Do you drink coffee? If so, you might lose the benefits of creatine loading. A recent double-blind study confirms creatine’s efficacy as a bodybuilding supplement but gives a strong caveat to coffee drinkers.
Nine active men (ages 20-23) took eight doses of 5 grams of glucose placebo, creatine monohydrate or creatine plus caffeine in successive six-day treatments. Caffeine was given after breakfast as a 400-mg capsule. The three treatments were presented in random order separated by three-week washout periods. Subjects were fed standardized diets during the study and the four days before it. After the test subjects had loaded up on creatine for six days, their muscles became enriched with extra phosphocreatine, an effect that wasn’t diminished by co-administration of caffeine. Predictably, the glucose placebo didn’t increase muscle phosphocreatine levels.
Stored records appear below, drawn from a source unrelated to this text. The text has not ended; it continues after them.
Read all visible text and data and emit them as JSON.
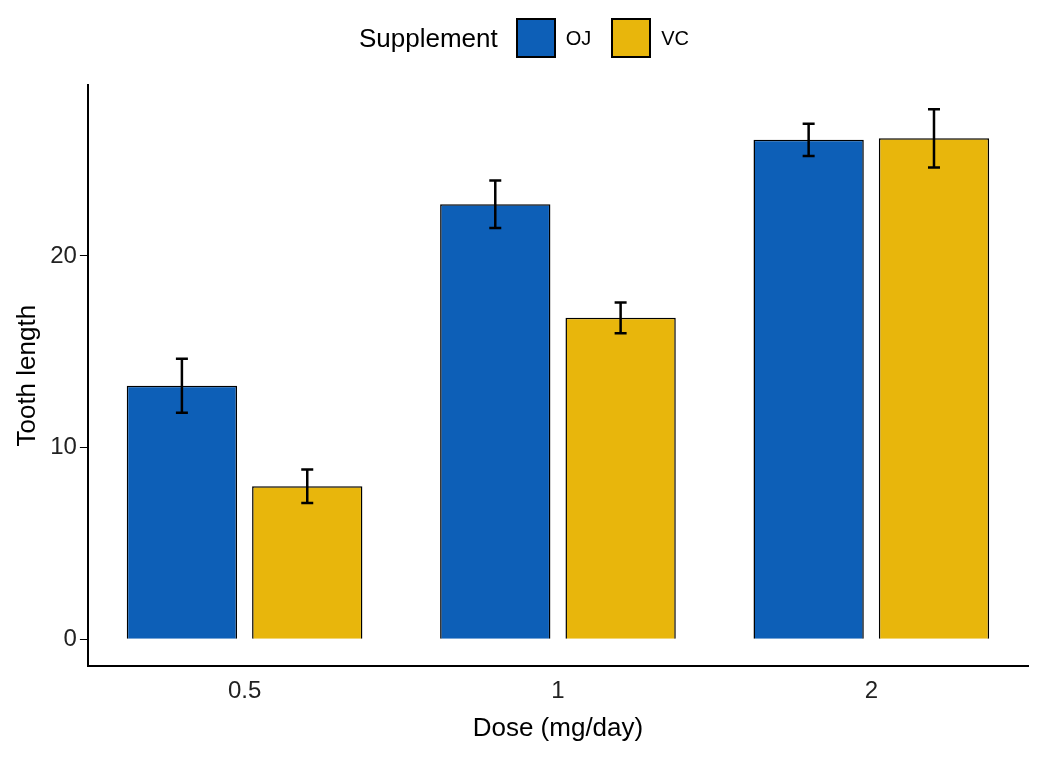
{
  "chart_data": {
    "type": "bar",
    "xlabel": "Dose (mg/day)",
    "ylabel": "Tooth length",
    "legend_title": "Supplement",
    "legend": "top",
    "categories": [
      "0.5",
      "1",
      "2"
    ],
    "series": [
      {
        "name": "OJ",
        "color": "#0d5fb7",
        "values": [
          13.23,
          22.7,
          26.06
        ],
        "errors": [
          1.41,
          1.24,
          0.84
        ]
      },
      {
        "name": "VC",
        "color": "#e8b60c",
        "values": [
          7.98,
          16.77,
          26.14
        ],
        "errors": [
          0.87,
          0.8,
          1.52
        ]
      }
    ],
    "ylim": [
      -1.4,
      28.9
    ],
    "yticks": [
      0,
      10,
      20
    ],
    "grid": false
  }
}
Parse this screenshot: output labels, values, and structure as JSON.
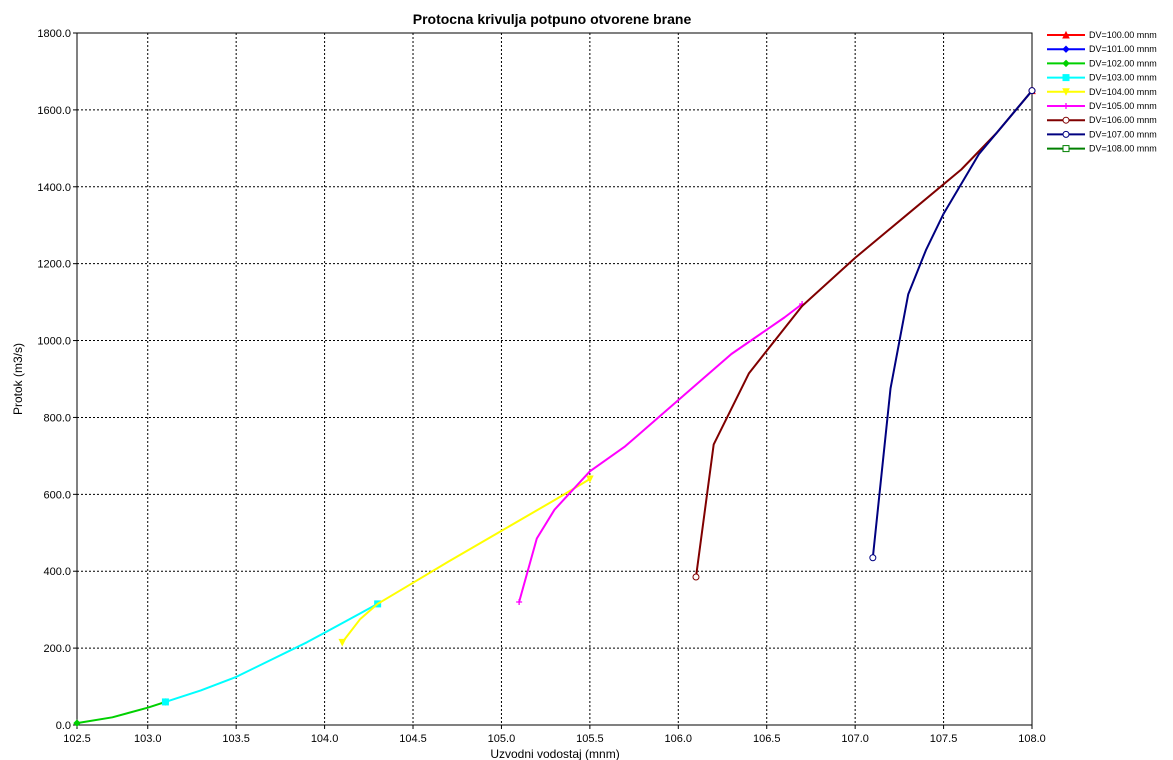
{
  "chart_data": {
    "type": "line",
    "title": "Protocna krivulja potpuno otvorene brane",
    "xlabel": "Uzvodni vodostaj  (mnm)",
    "ylabel": "Protok (m3/s)",
    "xlim": [
      102.6,
      108.0
    ],
    "ylim": [
      0,
      1800
    ],
    "xticks": [
      "102.5",
      "103.0",
      "103.5",
      "104.0",
      "104.5",
      "105.0",
      "105.5",
      "106.0",
      "106.5",
      "107.0",
      "107.5",
      "108.0"
    ],
    "yticks": [
      "0.0",
      "200.0",
      "400.0",
      "600.0",
      "800.0",
      "1000.0",
      "1200.0",
      "1400.0",
      "1600.0",
      "1800.0"
    ],
    "grid": true,
    "legend_position": "right-top",
    "series": [
      {
        "name": "DV=100.00 mnm",
        "color": "#ff0000",
        "marker": "triangle",
        "x": [
          108.0
        ],
        "y": [
          1650
        ]
      },
      {
        "name": "DV=101.00 mnm",
        "color": "#0000ff",
        "marker": "diamond",
        "x": [
          108.0
        ],
        "y": [
          1650
        ]
      },
      {
        "name": "DV=102.00 mnm",
        "color": "#00d000",
        "marker": "diamond",
        "x": [
          102.6,
          102.8,
          103.0,
          103.1
        ],
        "y": [
          5,
          20,
          45,
          60
        ]
      },
      {
        "name": "DV=103.00 mnm",
        "color": "#00ffff",
        "marker": "square",
        "x": [
          103.1,
          103.3,
          103.5,
          103.7,
          103.9,
          104.0,
          104.1,
          104.2,
          104.3
        ],
        "y": [
          60,
          90,
          125,
          170,
          215,
          240,
          265,
          290,
          315
        ]
      },
      {
        "name": "DV=104.00 mnm",
        "color": "#ffff00",
        "marker": "triangle-down",
        "x": [
          104.1,
          104.2,
          104.3,
          104.5,
          104.7,
          105.0,
          105.3,
          105.5
        ],
        "y": [
          215,
          275,
          315,
          370,
          425,
          505,
          585,
          640
        ]
      },
      {
        "name": "DV=105.00 mnm",
        "color": "#ff00ff",
        "marker": "plus",
        "x": [
          105.1,
          105.2,
          105.3,
          105.5,
          105.7,
          106.0,
          106.3,
          106.6,
          106.7
        ],
        "y": [
          320,
          485,
          560,
          660,
          725,
          845,
          965,
          1060,
          1095
        ]
      },
      {
        "name": "DV=106.00 mnm",
        "color": "#800000",
        "marker": "circle",
        "x": [
          106.1,
          106.2,
          106.4,
          106.7,
          107.0,
          107.3,
          107.6,
          107.8,
          108.0
        ],
        "y": [
          385,
          730,
          915,
          1090,
          1215,
          1330,
          1445,
          1540,
          1650
        ]
      },
      {
        "name": "DV=107.00 mnm",
        "color": "#000080",
        "marker": "circle",
        "x": [
          107.1,
          107.2,
          107.3,
          107.4,
          107.5,
          107.7,
          107.9,
          108.0
        ],
        "y": [
          435,
          875,
          1120,
          1235,
          1330,
          1485,
          1595,
          1650
        ]
      },
      {
        "name": "DV=108.00 mnm",
        "color": "#008000",
        "marker": "square-open",
        "x": [],
        "y": []
      }
    ]
  }
}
At the beginning and end of each six-day treatment, knee extensor strength was tested using a dynamometer. Maximal isometric strength wasn’t significantly improved by creatine, supporting some previous studies that suggest no benefit of creatine for brief, maximal exertions but contradicting other studies that suggest just such a benefit. When test subjects performed intermittent sets of 10, 20 or 30 leg extensions, creatine loading increased performance (dynamic torque) 10%-23%, while the placebo had no effect. This confirms previous research showing performance-enhancing effects of creatine loading on intermittent, bodybuilding-type exercise.
Creatine’s ergogenic benefit was increasingly blunted from set to set when subjects took too little rest (20-60 seconds) between sets. The ergogenic effect returned when a longer rest interval (two minutes) was allowed; it takes time for creatine to he recharged with phosphate (creatine is only half recharged after one minute).
Although creatine alone clearly improved quadriceps performance, the combination of creatine plus caffeine wasn’t significantly better than a placebo. Apparently, caffeine neutralized the ergogenic benefits of creatine without blocking the rise in muscle phosphocreatine levels. The effect wasn’t due to any performance-lowering effect of caffeine; the last caffeine dose was given 20 hours before the dynamometer testing and caffeine isn’t believed to reduce performance.
These study results suggest that anyone wanting the full benefit of a creatine-loading regimen is wise to avoid coffee and other concentrated sources of caffeine. The dose of caffeine used in the study, 400 mg, is about the amount contained in 32 cups of drip or brewed coffee or six cups of instant coffee. Drinking more than two cups of brewed coffee a day is likely to reduce the benefits of creatine loading. More moderate consumption of low-caffeine beverages such as tea or cola is apparently permissible; a tea solution (about 30 mg of caffeine) used in early creatine studies showed good results.